# VMWare Server auf Strato Rootserver

## COiN3D

Hallo zusammen,

ich wuerde gerne VMWare Server auf einem Rootserver von Strato betreiben, aber unter der Bedingung dass die VMWare mit der echten, zweiten IP Adresse des Servers zu erreichen ist - hat das jemand schon hingebracht, bzw. ist das ueberhaupt moeglich? Im Internet findet man leider auch nicht gerade viel zu diesem Thema. In einem Forum wurde mal behauptet, dass meistens die MAC Adressen beim Provider geblockt werden - und in diesem Falle koennte man auch per VMWare leider wenig machen, da ja nur ganz bestimmte Ranges fuer VMWare zur Verfuegung stehen.

Danke & Gruss,

----------

## COiN3D

Okay, vllt. liegt es gar nicht an Strato. Das lustige ist, Strato hat irgendwann angekündigt, ne zweite IP herzugeben...diese zweite IP habe ich auch "erhalten" und soweit konfiguriert gehabt. Hab also zwei eth-Devices auf dem Server (eth0 und eth1). 

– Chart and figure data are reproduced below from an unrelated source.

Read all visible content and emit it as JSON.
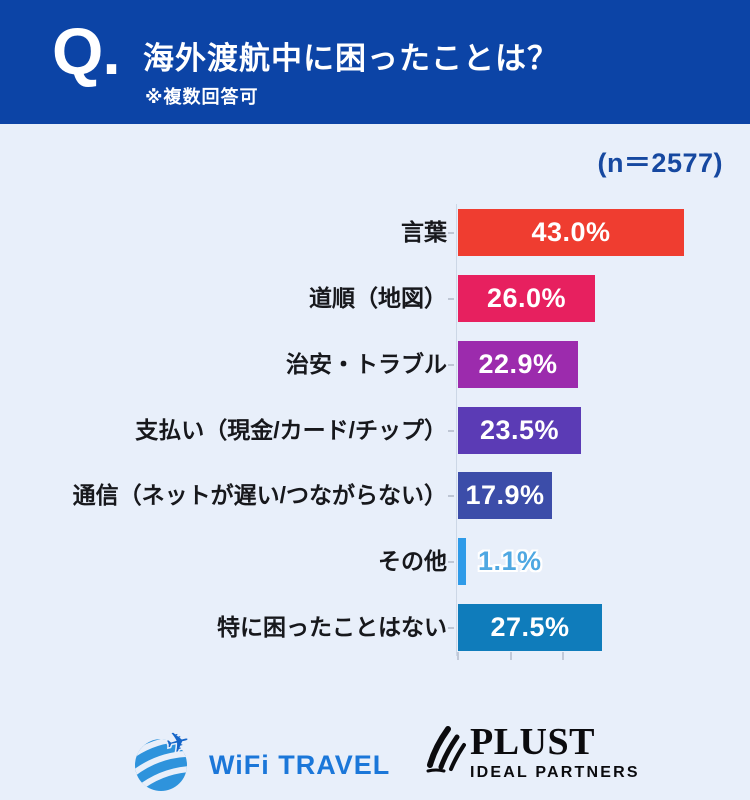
{
  "header": {
    "q_mark": "Q.",
    "title": "海外渡航中に困ったことは？",
    "note": "※複数回答可"
  },
  "sample_label": "(n＝2577)",
  "chart_data": {
    "type": "bar",
    "orientation": "horizontal",
    "title": "海外渡航中に困ったことは？",
    "subtitle": "※複数回答可",
    "sample_size": 2577,
    "sample_size_label": "(n＝2577)",
    "categories": [
      "言葉",
      "道順（地図）",
      "治安・トラブル",
      "支払い（現金/カード/チップ）",
      "通信（ネットが遅い/つながらない）",
      "その他",
      "特に困ったことはない"
    ],
    "values": [
      43.0,
      26.0,
      22.9,
      23.5,
      17.9,
      1.1,
      27.5
    ],
    "value_labels": [
      "43.0%",
      "26.0%",
      "22.9%",
      "23.5%",
      "17.9%",
      "1.1%",
      "27.5%"
    ],
    "bar_colors": [
      "#EF3D30",
      "#E7205F",
      "#9C2BAD",
      "#5B3BB5",
      "#3C4DA9",
      "#2F9BE8",
      "#0F7CBB"
    ],
    "xlim": [
      0,
      45
    ],
    "grid": false,
    "legend": false,
    "value_label_position": "inside-center (outside for values under 3%)"
  },
  "footer": {
    "wifi_travel_label": "WiFi TRAVEL",
    "plust_label": "PLUST",
    "plust_sublabel": "IDEAL PARTNERS"
  },
  "colors": {
    "background": "#E8EFFA",
    "header_bg": "#0C44A6",
    "header_text": "#FFFFFF",
    "sample_label_color": "#1648A0",
    "category_label_color": "#17181C",
    "value_inside_color": "#FFFFFF",
    "value_outside_color": "#4FA8E2",
    "axis_color": "#CCD7E6",
    "wifi_travel_blue": "#1B77D9",
    "plust_black": "#0B0B0E"
  }
}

Ich habe heute mal einfach plump versucht, ein "LAN" mit Bridged Networking aufzubauen. Ich habe also ein Netzwerkdevice eth0:1 erstellt und vmnet2 auf das virtuelle eth0:1 gebridged und die IP 192.168.0.1/24 gegeben. Der Knoppix-VM habe ich dann die IP 192.168.0.5/24 verpasst. Kein Ping möglich, die Auflösung scheiterte bereits bei der Auflösung der MAC-Adresse. Nach weiterem rumprobieren habe ich der Knoppix-VM einfach mal die Standard-Bridge auf eth0 zugewiesen. Und tada, plötzlich konnte ich eth0:1 alias 192.168.0.1 pingen. Scheinbar kann ich keine VMWare-Bridge auf eine "virtuelle" Netzwerkkarte wie eth0:1 legen. 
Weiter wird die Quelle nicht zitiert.